You should pass only warmstart_checkpoint_path, not checkpoint_path. If you pass checkpoint_path, you will execute the wrong method load_checkpoint. As you said, you'll need to comment the speaker embedding check.

akshay4malik commented 4 years ago

I have not added checkpoint_path, below is the config json "train_config": { "output_directory": "outdir", "epochs": 10000000, "learning_rate": 1e-4, "weight_decay": 1e-6, "sigma": 1.0, "iters_per_checkpoint": 5000, "batch_size": 1, "seed": 1234, "checkpoint_path": "", "ignore_layers": [], "include_layers": ["encoder", "embedding"], "warmstart_checkpoint_path": "warmStartOnTacotron/gpu5_checkpoint_176000", "with_tensorboard": true, "fp16_run": false

rafaelvalle commented 4 years ago

You mentioned issues when loading the optimizer. The optimizer is only loaded if this condition is satisfied, which then executes load_checkpoint

rafaelvalle commented 4 years ago

The same applies to the error you mentioned seeing here. This function is only executed if you pass checkpoint_path.

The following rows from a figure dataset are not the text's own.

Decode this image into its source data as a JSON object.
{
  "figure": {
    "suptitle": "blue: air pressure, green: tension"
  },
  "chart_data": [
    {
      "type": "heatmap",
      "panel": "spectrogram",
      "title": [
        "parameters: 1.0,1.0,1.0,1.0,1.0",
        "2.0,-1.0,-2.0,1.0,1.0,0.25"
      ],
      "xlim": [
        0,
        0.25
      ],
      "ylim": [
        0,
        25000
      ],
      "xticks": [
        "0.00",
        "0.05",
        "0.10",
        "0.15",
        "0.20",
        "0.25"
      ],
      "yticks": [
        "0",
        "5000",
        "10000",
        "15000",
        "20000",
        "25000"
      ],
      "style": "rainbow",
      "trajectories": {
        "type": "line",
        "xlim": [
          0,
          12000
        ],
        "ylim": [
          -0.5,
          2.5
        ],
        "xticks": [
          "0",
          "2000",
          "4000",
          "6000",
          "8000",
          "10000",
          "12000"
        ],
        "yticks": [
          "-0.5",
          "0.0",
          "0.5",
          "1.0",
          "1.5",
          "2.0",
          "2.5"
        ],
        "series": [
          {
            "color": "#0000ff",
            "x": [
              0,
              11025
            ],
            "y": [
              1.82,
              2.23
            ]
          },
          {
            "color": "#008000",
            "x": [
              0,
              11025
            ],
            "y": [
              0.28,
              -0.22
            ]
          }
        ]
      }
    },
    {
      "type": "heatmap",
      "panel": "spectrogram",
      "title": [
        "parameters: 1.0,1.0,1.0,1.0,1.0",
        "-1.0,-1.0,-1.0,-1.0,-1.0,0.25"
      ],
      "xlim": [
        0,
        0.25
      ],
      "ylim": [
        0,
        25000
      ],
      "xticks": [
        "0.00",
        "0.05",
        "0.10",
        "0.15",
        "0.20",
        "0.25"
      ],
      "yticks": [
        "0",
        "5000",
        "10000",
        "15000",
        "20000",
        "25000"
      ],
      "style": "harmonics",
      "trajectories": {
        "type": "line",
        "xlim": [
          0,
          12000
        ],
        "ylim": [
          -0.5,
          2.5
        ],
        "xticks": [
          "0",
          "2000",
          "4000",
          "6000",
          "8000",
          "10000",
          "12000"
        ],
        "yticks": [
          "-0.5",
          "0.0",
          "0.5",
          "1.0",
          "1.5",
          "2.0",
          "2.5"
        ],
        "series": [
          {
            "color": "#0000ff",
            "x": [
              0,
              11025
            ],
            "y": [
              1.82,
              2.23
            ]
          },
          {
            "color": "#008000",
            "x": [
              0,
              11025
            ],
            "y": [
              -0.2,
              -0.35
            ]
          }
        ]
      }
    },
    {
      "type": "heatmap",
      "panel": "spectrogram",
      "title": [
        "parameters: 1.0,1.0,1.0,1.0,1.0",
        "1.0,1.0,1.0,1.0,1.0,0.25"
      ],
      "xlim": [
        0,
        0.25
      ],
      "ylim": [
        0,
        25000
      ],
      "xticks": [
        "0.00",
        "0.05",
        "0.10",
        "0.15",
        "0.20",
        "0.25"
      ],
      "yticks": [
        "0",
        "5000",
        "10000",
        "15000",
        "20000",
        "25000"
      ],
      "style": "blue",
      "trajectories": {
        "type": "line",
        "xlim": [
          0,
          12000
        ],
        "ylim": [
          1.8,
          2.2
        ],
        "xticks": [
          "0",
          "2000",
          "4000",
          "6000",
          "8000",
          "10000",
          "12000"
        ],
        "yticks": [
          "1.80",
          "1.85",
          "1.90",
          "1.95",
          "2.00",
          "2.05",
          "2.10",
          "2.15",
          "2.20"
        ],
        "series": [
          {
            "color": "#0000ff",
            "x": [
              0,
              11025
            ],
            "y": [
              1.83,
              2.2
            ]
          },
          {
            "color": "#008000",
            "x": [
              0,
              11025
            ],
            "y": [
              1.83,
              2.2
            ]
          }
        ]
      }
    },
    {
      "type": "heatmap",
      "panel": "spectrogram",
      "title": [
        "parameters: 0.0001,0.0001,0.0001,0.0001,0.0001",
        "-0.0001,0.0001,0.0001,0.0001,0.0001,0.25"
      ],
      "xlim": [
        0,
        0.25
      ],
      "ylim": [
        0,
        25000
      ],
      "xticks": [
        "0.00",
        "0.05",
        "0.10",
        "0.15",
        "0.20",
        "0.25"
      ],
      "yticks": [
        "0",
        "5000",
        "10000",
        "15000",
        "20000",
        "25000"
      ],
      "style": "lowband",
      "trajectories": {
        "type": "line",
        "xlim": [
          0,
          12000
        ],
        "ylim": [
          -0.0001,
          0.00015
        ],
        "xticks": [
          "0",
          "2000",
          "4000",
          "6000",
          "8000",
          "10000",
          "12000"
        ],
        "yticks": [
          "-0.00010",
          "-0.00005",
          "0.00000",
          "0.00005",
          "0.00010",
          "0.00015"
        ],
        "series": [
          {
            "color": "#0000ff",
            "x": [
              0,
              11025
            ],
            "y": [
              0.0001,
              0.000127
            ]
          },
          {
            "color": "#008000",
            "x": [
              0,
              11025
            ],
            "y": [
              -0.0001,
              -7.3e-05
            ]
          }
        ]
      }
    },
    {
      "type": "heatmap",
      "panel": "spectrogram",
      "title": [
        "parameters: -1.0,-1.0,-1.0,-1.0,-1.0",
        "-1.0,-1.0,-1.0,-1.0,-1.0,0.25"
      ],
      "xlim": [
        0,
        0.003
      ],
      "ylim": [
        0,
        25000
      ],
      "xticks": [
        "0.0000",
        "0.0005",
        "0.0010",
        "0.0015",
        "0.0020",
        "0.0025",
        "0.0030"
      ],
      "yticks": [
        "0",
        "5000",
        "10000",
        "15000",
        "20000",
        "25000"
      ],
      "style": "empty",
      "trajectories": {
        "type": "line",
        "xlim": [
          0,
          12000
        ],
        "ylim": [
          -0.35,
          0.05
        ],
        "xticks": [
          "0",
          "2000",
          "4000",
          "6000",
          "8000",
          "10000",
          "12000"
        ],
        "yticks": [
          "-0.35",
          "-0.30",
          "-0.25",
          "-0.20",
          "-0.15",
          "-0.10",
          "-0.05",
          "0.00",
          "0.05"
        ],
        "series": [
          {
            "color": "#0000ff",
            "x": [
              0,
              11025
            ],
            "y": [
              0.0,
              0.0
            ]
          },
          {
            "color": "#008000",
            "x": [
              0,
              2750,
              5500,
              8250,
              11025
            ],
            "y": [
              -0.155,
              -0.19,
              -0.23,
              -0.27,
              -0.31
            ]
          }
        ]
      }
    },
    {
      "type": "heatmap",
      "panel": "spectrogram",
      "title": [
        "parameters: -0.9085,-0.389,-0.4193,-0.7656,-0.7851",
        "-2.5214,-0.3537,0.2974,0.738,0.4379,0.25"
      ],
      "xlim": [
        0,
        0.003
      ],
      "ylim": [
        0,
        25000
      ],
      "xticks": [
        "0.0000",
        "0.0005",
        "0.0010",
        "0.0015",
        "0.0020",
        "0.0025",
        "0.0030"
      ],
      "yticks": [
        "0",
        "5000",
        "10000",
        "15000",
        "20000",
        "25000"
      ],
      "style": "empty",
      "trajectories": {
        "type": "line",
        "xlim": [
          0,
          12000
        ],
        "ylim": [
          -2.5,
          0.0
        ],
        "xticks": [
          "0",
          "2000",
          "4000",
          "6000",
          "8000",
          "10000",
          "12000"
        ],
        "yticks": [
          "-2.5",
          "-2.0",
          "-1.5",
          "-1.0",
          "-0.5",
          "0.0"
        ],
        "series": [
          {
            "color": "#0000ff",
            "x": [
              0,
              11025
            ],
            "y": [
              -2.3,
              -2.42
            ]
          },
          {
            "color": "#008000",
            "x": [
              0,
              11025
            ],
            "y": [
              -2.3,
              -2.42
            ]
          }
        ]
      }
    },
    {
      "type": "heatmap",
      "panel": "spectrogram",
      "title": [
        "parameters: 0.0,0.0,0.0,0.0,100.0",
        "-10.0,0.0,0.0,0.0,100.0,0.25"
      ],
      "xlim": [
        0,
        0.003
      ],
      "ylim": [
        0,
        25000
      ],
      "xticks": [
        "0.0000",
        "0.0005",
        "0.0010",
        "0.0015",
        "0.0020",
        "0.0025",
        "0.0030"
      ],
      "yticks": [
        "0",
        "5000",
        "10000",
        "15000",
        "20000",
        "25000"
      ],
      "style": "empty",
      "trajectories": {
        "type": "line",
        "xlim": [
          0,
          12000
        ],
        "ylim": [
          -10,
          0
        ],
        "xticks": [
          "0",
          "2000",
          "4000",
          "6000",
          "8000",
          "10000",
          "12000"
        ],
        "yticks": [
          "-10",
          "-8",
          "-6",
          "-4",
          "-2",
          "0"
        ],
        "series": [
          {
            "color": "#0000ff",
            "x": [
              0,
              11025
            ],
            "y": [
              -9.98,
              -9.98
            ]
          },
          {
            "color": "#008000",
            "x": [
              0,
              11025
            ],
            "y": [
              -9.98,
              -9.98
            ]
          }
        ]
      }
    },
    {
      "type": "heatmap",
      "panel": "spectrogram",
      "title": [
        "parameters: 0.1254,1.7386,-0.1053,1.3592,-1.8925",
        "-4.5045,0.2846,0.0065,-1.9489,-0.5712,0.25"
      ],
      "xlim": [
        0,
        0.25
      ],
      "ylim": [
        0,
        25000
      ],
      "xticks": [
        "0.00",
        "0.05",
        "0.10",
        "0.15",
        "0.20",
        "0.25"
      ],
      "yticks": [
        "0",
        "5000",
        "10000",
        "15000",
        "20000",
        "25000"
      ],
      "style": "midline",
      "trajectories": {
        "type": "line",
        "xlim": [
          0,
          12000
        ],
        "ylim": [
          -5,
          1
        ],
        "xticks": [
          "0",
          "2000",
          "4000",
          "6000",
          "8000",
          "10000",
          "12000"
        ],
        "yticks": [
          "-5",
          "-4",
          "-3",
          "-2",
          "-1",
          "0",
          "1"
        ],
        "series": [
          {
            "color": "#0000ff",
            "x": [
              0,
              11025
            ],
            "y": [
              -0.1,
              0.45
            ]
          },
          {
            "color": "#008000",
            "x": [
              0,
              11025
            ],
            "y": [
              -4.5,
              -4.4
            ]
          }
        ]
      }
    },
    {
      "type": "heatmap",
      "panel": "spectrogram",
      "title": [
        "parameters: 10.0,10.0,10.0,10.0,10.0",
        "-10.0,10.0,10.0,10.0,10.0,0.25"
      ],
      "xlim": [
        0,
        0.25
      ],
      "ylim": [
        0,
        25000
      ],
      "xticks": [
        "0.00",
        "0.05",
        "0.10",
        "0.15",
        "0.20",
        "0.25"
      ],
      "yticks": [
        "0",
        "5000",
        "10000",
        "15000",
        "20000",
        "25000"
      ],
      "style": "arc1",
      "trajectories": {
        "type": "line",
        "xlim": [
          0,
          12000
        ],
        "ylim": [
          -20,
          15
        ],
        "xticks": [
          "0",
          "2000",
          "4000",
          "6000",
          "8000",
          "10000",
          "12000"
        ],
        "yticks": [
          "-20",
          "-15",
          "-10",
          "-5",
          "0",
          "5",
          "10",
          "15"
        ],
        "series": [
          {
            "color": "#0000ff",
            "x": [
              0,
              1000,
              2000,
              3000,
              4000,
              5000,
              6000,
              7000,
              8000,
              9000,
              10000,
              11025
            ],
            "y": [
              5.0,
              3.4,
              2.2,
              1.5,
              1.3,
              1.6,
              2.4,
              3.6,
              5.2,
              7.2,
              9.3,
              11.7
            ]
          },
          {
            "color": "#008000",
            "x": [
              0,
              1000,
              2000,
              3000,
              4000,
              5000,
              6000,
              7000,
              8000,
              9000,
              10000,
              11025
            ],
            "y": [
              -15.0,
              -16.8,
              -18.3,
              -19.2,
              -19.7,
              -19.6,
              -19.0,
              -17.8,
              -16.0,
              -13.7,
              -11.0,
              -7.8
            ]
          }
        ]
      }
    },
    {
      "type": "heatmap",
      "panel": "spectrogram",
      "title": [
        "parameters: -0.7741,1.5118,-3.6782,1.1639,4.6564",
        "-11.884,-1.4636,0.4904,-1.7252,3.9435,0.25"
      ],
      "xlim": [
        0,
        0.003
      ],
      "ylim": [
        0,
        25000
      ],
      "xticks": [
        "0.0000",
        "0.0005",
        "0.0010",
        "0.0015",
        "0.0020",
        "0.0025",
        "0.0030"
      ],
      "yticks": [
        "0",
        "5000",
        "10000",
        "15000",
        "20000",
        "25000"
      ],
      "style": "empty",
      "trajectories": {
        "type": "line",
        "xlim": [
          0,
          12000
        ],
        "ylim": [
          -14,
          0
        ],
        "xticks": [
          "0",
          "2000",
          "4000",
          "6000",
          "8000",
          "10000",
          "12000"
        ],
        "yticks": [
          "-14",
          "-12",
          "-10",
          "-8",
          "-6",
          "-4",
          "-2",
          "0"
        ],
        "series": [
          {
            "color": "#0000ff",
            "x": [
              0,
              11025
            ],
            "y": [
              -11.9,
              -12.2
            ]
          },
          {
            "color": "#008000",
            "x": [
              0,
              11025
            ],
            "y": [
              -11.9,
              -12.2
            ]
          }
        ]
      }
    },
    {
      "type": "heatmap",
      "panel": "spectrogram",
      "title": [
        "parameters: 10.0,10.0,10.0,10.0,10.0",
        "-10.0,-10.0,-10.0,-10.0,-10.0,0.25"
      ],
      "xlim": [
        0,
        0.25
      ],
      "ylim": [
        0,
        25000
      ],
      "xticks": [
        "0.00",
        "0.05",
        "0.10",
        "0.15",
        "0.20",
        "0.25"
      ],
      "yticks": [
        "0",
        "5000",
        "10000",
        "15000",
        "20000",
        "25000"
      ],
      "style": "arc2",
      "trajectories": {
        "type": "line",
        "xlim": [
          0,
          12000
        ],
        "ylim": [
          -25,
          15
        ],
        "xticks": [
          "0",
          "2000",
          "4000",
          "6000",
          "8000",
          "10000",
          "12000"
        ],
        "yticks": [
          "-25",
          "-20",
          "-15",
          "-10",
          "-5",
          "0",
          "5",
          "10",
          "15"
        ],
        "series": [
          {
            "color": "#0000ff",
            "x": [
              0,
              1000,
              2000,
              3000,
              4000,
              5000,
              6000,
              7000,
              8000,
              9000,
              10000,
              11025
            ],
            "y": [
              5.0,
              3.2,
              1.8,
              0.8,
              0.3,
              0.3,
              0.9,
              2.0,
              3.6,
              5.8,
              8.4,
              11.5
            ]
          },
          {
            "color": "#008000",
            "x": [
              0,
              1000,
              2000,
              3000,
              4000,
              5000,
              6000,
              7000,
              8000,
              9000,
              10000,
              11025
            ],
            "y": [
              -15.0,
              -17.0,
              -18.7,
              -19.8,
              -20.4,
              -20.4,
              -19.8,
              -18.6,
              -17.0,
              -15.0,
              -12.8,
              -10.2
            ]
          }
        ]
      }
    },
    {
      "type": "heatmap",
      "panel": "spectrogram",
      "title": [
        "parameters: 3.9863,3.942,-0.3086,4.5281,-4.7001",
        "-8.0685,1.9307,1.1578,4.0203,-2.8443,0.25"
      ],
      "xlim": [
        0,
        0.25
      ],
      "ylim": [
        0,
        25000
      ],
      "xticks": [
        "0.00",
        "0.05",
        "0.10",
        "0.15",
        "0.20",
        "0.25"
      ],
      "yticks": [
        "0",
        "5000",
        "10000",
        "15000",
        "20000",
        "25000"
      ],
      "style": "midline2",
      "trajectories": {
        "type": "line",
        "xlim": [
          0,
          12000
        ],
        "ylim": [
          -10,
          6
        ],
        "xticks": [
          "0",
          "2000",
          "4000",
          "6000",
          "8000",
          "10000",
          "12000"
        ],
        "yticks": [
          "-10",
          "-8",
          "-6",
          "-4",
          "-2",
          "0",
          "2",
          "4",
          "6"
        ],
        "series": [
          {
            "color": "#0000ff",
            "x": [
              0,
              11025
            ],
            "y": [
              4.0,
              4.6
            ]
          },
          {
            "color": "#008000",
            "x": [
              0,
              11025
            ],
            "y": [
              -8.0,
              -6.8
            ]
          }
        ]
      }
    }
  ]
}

akshay4malik commented 4 years ago

I got it, I am sorry, I am a little mistake while giving the "train" command. Just when you pointed it out, I looked at the functions. The training has started, But here are something things that I would like to know: Should I start training with n_flow = 1 for around 100,000 iterations and then start again with warm start with n_flow = 2.

rafaelvalle commented 4 years ago

Does it work when you comment out this and pass a model to warmstart_checkpoint_path?

akshay4malik commented 4 years ago

Does it work when you comment out this and pass a model to warmstart_checkpoint_path?

The error was coming because while running the code, I was giving the checkpoint path. I did not realize until you mentioned this functions will not be called.

rafaelvalle commented 4 years ago

Great! Let us know once you're able to train with the male hindi voice.

akshay4malik commented 4 years ago

Great! Let us know once you're able to train with the male hindi voice.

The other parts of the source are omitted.